Однако ж крепилась кума, да решилась ума – я тоже пишу стихи. Это пагубное и позорное увлечение не приобрело во мне болезненной направленности, я пишу тайно и немного, преимущественно от несчастной любви и силлабо-тоникой. Поэзия живет во мне как маленький и рядовой недостаток, придушенная волей к хорошему вкусу. Первые образцы моего небольшого, хотя и очевидного, дарования относятся к двадцать третьему году жизни, когда только начиналась буйно помешанная дружба со Скорняковым, поэтом. В противоположность скорняковским, мои немногие стишки были экспрессивнее, насыщены агенитивными метафорами, а кроме того, они были короче и было их меньше, что, в общем, к лучшему. Темой был восторг нашей дружбы, потом разочарования в любви, потом еще стишок был про корабельную оснастку и всё – их было три. Еще одно стихотворение я написал в двадцать пять лет и, вроде бы, больше ничего, если не путаю. Не стану присовокуплять к этому списку стихотворение, которое мистическим образом приснилось мне в Германии, после того как я на ночь читал сборник Каролины Гюндероде. Среди ночи покойная Гюндероде явилась ко мне и с характерным для декламации прошлого столетия воем пропела длинный и бессвязный стих на русском, замечу, языке. Я, проснувшись в поэтическом экстазе, тотчас записал, чтобы убедиться поутру, что дух Гюндероде был вполне графоманом. Да, пожалуй, всё.

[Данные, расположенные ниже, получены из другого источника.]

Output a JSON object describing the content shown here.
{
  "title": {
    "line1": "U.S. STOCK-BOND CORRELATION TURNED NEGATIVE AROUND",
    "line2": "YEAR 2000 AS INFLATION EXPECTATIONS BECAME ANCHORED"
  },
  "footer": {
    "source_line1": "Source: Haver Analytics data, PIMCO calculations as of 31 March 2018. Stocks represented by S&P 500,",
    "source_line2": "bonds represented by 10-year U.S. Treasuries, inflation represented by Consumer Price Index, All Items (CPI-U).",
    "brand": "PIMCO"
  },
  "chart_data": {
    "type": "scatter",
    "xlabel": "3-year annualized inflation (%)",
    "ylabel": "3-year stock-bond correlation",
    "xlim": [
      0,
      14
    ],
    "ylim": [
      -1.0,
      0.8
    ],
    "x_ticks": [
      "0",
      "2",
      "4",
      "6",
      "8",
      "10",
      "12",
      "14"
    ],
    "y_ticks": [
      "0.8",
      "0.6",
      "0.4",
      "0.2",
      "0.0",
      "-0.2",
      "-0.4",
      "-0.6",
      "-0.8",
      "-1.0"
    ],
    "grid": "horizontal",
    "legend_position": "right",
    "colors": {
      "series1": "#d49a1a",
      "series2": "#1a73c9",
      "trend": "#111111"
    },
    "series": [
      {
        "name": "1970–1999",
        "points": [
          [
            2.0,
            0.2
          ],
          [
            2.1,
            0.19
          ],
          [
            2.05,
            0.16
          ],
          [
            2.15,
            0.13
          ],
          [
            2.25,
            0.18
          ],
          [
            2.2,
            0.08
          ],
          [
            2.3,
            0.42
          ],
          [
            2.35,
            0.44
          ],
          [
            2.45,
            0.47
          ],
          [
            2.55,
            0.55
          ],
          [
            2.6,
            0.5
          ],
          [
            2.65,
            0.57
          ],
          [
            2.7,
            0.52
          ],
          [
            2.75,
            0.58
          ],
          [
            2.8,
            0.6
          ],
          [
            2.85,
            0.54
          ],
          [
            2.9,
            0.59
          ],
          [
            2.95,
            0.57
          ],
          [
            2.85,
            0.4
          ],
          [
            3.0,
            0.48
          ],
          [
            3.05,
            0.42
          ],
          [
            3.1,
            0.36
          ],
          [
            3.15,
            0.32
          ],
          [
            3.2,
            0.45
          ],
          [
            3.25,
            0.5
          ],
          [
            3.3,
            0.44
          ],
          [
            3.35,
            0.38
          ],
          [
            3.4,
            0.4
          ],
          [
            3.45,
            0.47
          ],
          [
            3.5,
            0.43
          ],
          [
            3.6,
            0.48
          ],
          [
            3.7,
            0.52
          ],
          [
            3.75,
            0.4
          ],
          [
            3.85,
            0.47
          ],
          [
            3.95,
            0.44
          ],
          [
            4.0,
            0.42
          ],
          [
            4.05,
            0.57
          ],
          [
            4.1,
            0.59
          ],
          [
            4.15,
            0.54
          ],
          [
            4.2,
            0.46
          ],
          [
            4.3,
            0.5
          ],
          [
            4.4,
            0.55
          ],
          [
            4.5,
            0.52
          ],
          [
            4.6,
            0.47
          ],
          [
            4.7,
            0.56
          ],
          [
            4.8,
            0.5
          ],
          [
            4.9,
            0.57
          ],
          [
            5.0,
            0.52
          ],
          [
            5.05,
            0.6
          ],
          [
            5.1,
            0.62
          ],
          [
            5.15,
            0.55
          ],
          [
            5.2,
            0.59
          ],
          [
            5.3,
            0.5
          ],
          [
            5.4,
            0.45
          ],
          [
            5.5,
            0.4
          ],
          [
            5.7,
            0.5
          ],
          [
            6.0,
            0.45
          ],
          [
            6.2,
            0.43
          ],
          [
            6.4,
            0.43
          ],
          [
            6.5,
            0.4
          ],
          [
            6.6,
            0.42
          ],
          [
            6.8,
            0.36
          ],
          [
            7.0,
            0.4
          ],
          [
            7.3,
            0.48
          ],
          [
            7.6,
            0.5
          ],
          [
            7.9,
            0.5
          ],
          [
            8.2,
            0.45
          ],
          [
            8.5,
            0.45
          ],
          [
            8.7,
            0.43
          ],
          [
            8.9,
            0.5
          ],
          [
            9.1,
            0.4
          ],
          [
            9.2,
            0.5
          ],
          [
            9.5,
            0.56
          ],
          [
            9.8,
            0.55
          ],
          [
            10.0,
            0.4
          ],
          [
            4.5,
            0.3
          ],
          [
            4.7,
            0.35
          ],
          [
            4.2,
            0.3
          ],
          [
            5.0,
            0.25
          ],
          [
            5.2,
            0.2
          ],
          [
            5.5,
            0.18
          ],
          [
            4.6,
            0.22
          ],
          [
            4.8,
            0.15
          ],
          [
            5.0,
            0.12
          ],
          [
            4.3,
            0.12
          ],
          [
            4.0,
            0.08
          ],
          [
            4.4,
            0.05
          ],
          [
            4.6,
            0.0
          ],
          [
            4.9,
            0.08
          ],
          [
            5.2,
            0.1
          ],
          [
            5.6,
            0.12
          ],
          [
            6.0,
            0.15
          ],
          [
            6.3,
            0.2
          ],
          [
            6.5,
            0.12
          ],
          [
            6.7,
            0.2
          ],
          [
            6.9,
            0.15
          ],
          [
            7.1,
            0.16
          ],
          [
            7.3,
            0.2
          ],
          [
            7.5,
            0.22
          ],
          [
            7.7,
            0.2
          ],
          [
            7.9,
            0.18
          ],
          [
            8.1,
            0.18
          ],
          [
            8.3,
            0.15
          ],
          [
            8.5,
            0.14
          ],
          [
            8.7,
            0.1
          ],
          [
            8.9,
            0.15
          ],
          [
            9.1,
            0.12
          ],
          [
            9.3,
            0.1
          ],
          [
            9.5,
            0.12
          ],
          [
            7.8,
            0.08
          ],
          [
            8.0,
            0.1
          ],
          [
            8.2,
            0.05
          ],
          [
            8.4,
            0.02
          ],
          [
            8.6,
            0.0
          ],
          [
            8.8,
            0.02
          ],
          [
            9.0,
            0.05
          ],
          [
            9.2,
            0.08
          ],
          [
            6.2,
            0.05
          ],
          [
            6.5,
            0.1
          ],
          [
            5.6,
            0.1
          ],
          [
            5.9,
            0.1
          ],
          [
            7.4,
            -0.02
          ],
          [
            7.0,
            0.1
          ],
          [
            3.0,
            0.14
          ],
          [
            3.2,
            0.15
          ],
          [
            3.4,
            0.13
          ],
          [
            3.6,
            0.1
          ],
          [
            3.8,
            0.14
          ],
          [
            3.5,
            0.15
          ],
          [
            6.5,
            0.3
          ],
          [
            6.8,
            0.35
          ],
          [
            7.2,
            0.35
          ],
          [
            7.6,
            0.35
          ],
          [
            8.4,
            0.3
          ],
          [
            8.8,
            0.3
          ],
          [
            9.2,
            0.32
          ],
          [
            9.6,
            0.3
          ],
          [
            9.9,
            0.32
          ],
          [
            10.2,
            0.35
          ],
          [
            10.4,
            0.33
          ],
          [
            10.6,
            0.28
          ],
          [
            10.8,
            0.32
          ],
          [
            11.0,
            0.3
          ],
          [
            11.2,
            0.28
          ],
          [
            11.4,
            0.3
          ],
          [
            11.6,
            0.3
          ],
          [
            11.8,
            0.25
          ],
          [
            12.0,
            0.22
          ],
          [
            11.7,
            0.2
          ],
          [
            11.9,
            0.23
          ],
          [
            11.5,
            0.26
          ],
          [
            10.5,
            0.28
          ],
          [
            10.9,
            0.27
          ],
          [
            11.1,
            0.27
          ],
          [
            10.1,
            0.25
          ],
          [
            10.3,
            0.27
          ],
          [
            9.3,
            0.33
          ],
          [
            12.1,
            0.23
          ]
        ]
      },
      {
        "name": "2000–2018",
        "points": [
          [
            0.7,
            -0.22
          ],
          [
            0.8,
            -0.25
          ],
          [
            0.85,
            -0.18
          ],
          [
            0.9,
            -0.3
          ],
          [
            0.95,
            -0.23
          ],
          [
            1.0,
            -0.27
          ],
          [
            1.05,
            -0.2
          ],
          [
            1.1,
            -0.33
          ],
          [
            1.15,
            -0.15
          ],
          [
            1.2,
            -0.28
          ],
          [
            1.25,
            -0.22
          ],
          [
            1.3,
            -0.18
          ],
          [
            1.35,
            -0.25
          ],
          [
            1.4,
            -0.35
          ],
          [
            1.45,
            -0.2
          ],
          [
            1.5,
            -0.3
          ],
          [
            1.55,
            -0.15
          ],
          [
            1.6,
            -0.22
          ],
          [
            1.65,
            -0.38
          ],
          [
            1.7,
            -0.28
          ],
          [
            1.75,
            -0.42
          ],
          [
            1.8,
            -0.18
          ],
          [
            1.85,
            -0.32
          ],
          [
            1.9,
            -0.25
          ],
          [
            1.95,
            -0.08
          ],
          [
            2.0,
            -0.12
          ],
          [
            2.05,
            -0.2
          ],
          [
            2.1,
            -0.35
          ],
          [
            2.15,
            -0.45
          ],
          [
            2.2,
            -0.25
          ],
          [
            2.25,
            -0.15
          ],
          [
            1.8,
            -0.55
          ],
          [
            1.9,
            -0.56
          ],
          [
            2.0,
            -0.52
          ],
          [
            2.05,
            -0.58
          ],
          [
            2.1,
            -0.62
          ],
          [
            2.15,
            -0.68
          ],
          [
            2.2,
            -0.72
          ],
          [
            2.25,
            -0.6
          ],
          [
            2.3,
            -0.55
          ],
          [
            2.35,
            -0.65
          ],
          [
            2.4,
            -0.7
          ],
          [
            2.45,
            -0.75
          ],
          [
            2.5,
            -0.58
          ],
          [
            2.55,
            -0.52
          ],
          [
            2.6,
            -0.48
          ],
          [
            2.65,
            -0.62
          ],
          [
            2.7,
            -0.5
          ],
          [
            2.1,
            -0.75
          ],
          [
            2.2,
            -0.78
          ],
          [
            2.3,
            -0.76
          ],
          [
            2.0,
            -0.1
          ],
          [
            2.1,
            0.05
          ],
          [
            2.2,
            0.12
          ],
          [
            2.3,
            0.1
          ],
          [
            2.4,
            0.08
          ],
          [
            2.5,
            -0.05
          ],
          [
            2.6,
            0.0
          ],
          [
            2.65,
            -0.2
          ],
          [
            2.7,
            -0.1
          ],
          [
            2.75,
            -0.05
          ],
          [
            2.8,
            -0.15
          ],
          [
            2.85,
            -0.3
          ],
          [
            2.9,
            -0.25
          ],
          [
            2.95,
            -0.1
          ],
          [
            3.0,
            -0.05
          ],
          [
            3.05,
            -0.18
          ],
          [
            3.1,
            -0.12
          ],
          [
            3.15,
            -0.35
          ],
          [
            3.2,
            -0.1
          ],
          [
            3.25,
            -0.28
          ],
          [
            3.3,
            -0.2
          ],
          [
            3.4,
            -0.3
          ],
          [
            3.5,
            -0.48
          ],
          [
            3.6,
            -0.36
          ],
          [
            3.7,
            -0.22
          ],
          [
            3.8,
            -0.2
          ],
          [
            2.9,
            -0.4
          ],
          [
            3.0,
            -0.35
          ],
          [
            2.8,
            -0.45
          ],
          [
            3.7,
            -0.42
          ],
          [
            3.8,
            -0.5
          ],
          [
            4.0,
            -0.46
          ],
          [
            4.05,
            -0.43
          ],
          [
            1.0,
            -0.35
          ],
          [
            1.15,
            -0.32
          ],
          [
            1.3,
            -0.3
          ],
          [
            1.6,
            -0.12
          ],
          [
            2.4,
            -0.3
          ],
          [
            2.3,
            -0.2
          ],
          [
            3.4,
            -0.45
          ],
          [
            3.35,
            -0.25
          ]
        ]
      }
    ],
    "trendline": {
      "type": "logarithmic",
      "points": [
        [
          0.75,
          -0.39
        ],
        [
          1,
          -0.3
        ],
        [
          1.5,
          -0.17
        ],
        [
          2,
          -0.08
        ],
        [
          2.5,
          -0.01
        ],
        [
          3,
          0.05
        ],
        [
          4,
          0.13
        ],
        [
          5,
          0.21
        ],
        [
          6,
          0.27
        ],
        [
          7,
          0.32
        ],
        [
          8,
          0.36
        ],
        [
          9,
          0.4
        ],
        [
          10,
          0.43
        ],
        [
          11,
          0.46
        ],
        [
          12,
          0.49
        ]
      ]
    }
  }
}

Последние времена (из описываемых), я наслушался, помимо воли, уж очень много дурной поэзии, чтобы не возвеличиться в собственных глазах, и не дать прочувствовать молодежи, как можно писать стихи, не будучи поэтом, и как не стоит их писать, даже если имеешь к этому диспозицию. Темой к p оe sie , эмбрион которой я вынашивал последние недели, были рассуждения г-на Стрельникова о любви и женщинах. Как я уже не раз обращал Твое внимание, любовь в его жизни воспринималась мной в комическом освещении. Если он говорил о прежних своих привязанностях (пока еще скрытых от меня), то изъяснялся лирично, сообщая голосу сказовые интонации давнопрошедшего времени. Если не знать, сколько ему лет, можно было полагать его парнем бывалым, битым любовью и, к счастью, давно. Увлекшись собственным рассказом о каких-то Яне, Лене, по-моему, и еще русских именах, бессильных овладеть моей памятью, он замасливал глаза, распускал губы и, от избытка нежности впадал в словоблудие, заключая фразой: “А как мы трахались!..” – или – “А еще у нее такая ж...па!..” – что-то в этом роде. Если же я в обычной своей манере порывался глумиться над его рассказом, он серьезно и обидчиво останавливал меня предупреждением, что это было высокое, искреннее чувство, память о котором для него священна. Я не сомневался, что так оно и было, и стрелы моих острот были направлены не против его чувства, а против скверного литературного воспитания, безобразившего речь.